In: Statistics and Probability
The purpose of this is to demonstrate the sampling distribution of the sample mean when the data is generated from an exponential distribution (at rate 2.0) as sample size increases. Describe and compare the sampling distributions of the sample mean for sample sizes n=5, n=20, n=40. Do this by simulating samples at least 5000 times. R-code for generating a sample of size n=10 from exponential distribution at rate 2.0 is
>rexp(n=10, rate=2.0)
R pROGRAM
nsim=5000
x1=numeric(nsim)
x2=numeric(nsim)
x3=numeric(nsim)
for( i in 1:nsim)
{
x1[i]=mean(rexp(n=5,rate=2))
x2[i]=mean(rexp(n=20,rate=2))
x3[i]=mean(rexp(n=40,rate=2))
}
par(mfrow=c(1,3))
hist(x1,prob=TRUE,ylim=c(0,5),xlab="",ylab="",main="Histogram for
n=5")
hist(x2,prob=TRUE,ylim=c(0,5),xlab="",ylab="",main="Histogram for
n=20")
hist(x3,prob=TRUE,ylim=c(0,5),xlab="",ylab="",main="Histogram for
n=40")
For the purpose of comparison, we plot the histogram of the 5000 sample means thus generated for each sample size.

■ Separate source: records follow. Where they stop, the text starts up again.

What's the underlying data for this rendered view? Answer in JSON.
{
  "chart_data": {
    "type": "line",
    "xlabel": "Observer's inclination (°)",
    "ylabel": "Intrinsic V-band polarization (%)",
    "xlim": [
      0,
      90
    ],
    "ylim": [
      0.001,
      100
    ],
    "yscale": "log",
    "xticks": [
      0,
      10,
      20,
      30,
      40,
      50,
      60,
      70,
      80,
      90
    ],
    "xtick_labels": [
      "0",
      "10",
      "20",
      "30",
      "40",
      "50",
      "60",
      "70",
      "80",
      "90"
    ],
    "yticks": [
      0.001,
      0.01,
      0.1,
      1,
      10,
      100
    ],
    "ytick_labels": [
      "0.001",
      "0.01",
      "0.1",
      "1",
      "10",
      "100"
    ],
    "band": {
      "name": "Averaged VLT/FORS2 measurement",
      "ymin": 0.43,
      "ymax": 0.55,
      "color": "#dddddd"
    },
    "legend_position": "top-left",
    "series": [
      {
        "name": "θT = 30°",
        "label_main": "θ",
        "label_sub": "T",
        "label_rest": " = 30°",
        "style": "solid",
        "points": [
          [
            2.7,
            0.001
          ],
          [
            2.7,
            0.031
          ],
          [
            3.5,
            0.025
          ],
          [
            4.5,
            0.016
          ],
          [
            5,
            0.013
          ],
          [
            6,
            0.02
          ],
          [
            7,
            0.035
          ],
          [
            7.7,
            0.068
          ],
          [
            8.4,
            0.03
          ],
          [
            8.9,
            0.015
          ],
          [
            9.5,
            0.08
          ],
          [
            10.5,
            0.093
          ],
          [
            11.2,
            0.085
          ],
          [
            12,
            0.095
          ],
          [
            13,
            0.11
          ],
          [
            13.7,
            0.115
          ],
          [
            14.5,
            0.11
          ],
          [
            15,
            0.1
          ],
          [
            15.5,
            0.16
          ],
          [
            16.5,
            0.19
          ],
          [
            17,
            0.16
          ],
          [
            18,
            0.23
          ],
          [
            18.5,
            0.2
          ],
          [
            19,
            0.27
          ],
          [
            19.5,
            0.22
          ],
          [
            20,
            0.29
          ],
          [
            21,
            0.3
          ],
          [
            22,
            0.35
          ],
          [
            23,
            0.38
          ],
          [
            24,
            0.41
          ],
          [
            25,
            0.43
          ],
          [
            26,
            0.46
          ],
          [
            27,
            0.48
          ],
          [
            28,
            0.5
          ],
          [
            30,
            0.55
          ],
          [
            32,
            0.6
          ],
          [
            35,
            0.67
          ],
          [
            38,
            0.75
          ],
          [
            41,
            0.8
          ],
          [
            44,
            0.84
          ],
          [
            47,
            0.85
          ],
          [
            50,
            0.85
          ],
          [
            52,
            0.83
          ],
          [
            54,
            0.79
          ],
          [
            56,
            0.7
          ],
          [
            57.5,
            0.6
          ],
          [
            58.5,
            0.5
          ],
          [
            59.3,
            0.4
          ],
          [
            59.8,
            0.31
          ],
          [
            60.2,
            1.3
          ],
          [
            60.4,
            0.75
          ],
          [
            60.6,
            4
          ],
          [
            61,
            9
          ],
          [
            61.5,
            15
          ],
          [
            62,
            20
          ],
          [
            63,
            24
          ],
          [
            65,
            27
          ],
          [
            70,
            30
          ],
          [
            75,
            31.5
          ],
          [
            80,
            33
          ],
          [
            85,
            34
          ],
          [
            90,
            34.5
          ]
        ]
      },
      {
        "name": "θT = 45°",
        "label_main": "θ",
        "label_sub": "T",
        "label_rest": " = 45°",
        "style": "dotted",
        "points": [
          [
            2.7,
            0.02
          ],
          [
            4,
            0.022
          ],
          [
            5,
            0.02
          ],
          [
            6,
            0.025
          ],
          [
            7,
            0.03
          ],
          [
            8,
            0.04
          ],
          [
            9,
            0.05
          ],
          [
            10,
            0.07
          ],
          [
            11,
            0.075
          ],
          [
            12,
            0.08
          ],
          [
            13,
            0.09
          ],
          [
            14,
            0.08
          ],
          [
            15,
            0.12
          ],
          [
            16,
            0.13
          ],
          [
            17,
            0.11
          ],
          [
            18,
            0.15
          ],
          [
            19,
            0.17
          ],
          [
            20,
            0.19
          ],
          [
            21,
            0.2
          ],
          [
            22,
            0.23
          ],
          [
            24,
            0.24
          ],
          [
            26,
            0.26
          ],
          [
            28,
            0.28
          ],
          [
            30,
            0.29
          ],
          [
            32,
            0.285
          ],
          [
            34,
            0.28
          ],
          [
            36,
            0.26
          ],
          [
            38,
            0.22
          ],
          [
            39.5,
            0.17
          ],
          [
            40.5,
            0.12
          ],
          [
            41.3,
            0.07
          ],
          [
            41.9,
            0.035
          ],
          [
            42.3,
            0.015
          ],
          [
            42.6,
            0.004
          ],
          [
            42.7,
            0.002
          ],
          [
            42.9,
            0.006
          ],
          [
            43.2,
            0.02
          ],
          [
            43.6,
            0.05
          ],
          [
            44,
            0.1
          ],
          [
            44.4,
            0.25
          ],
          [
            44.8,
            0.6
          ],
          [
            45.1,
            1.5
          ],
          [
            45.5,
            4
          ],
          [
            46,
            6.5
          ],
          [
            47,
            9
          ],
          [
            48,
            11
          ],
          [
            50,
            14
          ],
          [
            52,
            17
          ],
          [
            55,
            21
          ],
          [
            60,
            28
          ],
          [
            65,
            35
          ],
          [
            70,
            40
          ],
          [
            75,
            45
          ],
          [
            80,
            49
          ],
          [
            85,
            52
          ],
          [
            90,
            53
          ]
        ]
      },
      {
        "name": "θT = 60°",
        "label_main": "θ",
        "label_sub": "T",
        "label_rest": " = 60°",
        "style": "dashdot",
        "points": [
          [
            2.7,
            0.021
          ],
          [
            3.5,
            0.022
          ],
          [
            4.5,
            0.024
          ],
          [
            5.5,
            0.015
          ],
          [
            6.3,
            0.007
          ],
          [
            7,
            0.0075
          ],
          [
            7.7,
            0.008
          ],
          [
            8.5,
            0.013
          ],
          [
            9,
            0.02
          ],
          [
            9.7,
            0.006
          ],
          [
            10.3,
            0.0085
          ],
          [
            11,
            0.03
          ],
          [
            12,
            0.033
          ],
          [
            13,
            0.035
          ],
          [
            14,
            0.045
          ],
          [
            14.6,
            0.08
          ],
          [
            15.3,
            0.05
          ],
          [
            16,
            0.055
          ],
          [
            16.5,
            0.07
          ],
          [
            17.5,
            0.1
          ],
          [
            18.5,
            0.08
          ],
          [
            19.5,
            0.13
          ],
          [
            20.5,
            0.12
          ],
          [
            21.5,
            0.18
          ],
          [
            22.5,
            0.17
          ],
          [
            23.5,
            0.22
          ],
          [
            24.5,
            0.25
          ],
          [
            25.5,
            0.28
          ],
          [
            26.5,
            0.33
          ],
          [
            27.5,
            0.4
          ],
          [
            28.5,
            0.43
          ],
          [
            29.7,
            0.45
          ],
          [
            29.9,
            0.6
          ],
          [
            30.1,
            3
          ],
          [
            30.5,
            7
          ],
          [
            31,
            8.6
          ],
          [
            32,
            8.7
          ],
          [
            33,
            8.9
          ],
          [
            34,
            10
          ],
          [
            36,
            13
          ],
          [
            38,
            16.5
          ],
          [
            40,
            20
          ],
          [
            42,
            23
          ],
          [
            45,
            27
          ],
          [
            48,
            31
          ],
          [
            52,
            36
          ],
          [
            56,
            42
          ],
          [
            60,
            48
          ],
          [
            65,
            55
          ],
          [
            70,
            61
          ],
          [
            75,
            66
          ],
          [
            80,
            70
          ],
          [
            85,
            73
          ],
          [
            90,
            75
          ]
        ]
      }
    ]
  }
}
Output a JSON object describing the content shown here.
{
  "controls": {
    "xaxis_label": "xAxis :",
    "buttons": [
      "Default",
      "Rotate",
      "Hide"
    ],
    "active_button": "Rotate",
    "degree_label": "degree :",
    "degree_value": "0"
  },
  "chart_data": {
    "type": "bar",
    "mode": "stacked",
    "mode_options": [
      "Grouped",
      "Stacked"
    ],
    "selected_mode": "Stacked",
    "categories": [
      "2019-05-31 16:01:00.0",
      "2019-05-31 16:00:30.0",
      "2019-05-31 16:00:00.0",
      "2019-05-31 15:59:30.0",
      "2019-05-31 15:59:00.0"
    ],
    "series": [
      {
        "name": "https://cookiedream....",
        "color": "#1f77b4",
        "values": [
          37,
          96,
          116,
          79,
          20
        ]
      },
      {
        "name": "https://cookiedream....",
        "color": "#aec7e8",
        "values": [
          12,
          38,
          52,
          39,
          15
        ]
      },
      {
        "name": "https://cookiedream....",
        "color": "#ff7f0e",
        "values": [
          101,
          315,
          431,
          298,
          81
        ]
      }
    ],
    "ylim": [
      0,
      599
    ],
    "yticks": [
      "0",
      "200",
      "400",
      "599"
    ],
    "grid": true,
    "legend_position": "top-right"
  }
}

We find that as we increase n, the height of the histogram increases with decrease in the spread. This is expected because as we increase n, the sample mean becomes closer to the population mean 1/2 . Hence as we increase sample size , the spread reduces and height increases. For further large n, it is expected to have a histogram with a bar of huge height and virtually zero spread.